「梅雨」と書いて「つゆ」。なぜ「梅」の文字が使われているのか、どうして「つゆ」と読むようになったのか…考えたことはありますか? 今回はそんな素朴な疑問にお答えします。ビジネスの合間、ちょっとした雑談のネタのひとつとして、お役立てください!

【目次】

「露を連想させるから」という説が有力です。
「露を連想させるから」という説が有力です。

【「梅雨」を「つゆ」と読むのはなぜ?】

「梅雨」と書いて「ばいう」もしくは「つゆ」。「梅雨前線(ばいうぜんせん)」とは言いますが、ほかは「梅雨入り」「戻り梅雨」「長梅雨」など、「つゆ」と読むことがほとんどです。この理由については諸説ありますが、有力な説をふたつ、ご紹介しましょう。

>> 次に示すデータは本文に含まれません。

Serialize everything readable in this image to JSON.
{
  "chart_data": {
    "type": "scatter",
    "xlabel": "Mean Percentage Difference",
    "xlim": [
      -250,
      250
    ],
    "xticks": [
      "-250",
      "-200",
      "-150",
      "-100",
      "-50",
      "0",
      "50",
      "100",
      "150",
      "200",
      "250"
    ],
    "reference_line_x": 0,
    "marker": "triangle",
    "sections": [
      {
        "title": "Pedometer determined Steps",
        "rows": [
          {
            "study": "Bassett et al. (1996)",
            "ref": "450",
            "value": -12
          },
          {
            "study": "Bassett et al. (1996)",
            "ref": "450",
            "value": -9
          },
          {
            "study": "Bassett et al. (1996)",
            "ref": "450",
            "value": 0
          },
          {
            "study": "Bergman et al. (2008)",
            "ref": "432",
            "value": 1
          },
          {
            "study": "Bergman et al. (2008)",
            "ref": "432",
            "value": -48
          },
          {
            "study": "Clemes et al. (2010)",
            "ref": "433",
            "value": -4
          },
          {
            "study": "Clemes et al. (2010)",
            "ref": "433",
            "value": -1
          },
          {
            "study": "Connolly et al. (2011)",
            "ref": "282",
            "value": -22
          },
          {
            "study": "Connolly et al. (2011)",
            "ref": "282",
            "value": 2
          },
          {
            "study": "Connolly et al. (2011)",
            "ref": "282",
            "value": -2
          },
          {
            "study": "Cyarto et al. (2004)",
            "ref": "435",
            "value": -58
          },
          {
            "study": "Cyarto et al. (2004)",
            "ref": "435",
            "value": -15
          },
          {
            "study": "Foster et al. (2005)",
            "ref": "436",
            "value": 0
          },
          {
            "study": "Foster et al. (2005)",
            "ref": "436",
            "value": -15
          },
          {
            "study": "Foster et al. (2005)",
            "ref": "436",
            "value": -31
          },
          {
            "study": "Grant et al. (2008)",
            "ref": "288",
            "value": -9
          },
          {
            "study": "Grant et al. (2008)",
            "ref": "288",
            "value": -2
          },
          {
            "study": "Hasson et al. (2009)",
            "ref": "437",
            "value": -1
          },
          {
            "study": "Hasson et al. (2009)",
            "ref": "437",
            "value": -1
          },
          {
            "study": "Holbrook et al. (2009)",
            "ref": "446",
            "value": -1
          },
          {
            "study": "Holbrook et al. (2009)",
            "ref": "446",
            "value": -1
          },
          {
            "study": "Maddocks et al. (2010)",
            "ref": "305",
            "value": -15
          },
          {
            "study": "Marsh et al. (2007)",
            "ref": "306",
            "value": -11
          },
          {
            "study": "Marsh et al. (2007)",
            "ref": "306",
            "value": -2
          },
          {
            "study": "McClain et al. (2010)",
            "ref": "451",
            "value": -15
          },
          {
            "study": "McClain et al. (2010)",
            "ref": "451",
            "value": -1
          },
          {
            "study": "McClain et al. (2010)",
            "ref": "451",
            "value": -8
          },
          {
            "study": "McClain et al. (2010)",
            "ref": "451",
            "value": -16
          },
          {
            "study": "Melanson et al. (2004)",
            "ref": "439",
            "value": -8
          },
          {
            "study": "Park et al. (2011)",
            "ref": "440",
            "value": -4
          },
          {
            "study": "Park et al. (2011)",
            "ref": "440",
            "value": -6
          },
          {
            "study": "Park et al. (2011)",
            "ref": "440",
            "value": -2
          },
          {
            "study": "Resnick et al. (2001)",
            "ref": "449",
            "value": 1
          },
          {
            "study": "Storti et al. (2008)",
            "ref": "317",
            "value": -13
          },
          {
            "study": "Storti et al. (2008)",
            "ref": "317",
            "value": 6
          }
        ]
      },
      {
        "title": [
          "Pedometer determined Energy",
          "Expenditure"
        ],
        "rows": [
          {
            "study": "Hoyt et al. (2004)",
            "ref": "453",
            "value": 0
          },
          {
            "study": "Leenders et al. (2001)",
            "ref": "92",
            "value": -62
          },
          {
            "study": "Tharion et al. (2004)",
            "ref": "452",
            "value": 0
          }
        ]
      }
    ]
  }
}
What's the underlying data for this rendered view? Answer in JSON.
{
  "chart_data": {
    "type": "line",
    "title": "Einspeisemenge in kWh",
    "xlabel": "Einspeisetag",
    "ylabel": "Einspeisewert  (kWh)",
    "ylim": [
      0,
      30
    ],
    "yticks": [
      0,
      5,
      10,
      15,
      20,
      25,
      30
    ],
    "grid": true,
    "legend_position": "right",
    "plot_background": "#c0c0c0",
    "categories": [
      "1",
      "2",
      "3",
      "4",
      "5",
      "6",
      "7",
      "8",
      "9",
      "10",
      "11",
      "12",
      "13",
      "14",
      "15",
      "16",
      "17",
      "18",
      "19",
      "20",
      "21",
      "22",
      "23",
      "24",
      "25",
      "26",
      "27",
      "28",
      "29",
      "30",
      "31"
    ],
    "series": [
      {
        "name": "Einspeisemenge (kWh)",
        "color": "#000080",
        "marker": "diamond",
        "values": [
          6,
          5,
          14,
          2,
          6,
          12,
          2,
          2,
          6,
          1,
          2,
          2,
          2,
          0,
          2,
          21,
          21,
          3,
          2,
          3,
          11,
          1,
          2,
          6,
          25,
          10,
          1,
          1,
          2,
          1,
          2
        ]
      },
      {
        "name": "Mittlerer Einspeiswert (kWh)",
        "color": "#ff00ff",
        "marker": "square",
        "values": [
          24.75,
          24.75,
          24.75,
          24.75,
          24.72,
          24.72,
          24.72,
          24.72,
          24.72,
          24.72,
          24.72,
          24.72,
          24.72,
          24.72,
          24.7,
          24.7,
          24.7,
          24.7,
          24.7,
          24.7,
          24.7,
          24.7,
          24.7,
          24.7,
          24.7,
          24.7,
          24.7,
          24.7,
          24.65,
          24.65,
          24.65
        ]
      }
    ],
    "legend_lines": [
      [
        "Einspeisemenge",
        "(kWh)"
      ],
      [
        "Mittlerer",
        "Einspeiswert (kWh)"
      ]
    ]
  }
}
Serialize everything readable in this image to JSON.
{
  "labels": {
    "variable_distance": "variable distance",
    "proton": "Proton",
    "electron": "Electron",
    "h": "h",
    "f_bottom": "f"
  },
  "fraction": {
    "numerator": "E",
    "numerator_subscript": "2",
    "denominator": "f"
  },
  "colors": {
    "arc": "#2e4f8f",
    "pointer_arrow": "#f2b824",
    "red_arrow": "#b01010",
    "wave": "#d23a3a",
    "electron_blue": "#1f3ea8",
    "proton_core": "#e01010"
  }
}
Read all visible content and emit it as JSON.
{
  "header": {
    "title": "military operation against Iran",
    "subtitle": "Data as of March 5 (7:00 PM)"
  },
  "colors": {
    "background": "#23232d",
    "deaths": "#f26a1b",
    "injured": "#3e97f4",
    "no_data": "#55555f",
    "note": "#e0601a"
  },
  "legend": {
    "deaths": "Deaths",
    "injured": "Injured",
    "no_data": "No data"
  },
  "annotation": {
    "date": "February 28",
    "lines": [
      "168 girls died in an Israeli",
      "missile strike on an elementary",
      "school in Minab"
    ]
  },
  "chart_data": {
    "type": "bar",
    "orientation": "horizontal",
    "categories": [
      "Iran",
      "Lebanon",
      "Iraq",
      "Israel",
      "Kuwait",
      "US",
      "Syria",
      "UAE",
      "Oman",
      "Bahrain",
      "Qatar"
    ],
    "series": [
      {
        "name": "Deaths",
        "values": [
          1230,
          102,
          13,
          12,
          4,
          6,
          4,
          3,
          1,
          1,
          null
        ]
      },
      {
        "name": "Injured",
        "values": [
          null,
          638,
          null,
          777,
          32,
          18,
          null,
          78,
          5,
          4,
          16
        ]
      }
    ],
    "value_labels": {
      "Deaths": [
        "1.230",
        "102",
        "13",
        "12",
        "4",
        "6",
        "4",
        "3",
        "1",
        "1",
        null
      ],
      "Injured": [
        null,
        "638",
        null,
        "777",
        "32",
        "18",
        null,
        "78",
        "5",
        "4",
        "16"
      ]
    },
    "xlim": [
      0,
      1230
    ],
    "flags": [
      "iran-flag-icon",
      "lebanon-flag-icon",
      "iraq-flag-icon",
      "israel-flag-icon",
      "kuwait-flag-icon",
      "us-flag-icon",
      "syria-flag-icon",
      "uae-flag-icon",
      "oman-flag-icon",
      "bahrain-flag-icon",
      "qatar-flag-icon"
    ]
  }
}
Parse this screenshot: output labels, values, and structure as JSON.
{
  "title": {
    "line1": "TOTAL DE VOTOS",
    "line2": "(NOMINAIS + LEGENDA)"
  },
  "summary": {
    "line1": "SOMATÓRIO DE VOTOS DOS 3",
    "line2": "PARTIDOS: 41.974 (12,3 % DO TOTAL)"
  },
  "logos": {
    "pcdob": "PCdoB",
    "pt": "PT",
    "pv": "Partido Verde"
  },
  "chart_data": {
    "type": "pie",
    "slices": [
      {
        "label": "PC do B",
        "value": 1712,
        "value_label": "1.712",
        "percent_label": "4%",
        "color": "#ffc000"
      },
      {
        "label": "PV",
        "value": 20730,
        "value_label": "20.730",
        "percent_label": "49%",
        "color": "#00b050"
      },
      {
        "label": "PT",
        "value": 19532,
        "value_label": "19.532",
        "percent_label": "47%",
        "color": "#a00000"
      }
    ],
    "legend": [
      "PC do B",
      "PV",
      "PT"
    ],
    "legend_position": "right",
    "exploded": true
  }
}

1)雨が多く湿度の高い気候が、露(つゆ)を連想させるから和歌などの修辞法で「涙に濡ている」意を表すことが多い古語「露けし」は、もともと「露に濡れて湿っぽい」という意味でした。ここから転じて、雨の多い時期を「つゆ」と呼ぶようになったという説です。
2)梅の実は、6〜7月の雨が多い時期に熟して収穫となります。つまり、梅の実が熟すころの雨、という意味からという説。また、熟した実はつぶれやすく、「くさる」という意味の「潰(つい)ゆ」から変化して「つゆ」と呼ぶようになったという説。


【「梅雨」を英語で言うと?】

「梅雨」に相当する英語表現は[the rainy season]です。

・The rainy season has set in [is over].(梅雨に入った[が明けた])

・The length of this year's rainy season broke all records.(今年の梅雨は記録的な長さだった)


【「梅雨」時期の「季語」は?】

俳句の世界では、「季節と結びついて、その季節を表すと定められている語」を「季語」と言います。「梅雨」自体も夏の季語ですが、ほかにも「梅雨」を含んだ季語は多くあります。いくつかご紹介しましょう。いずれも「夏」の季語です。手紙の冒頭に使えば、季節のご挨拶は完璧です。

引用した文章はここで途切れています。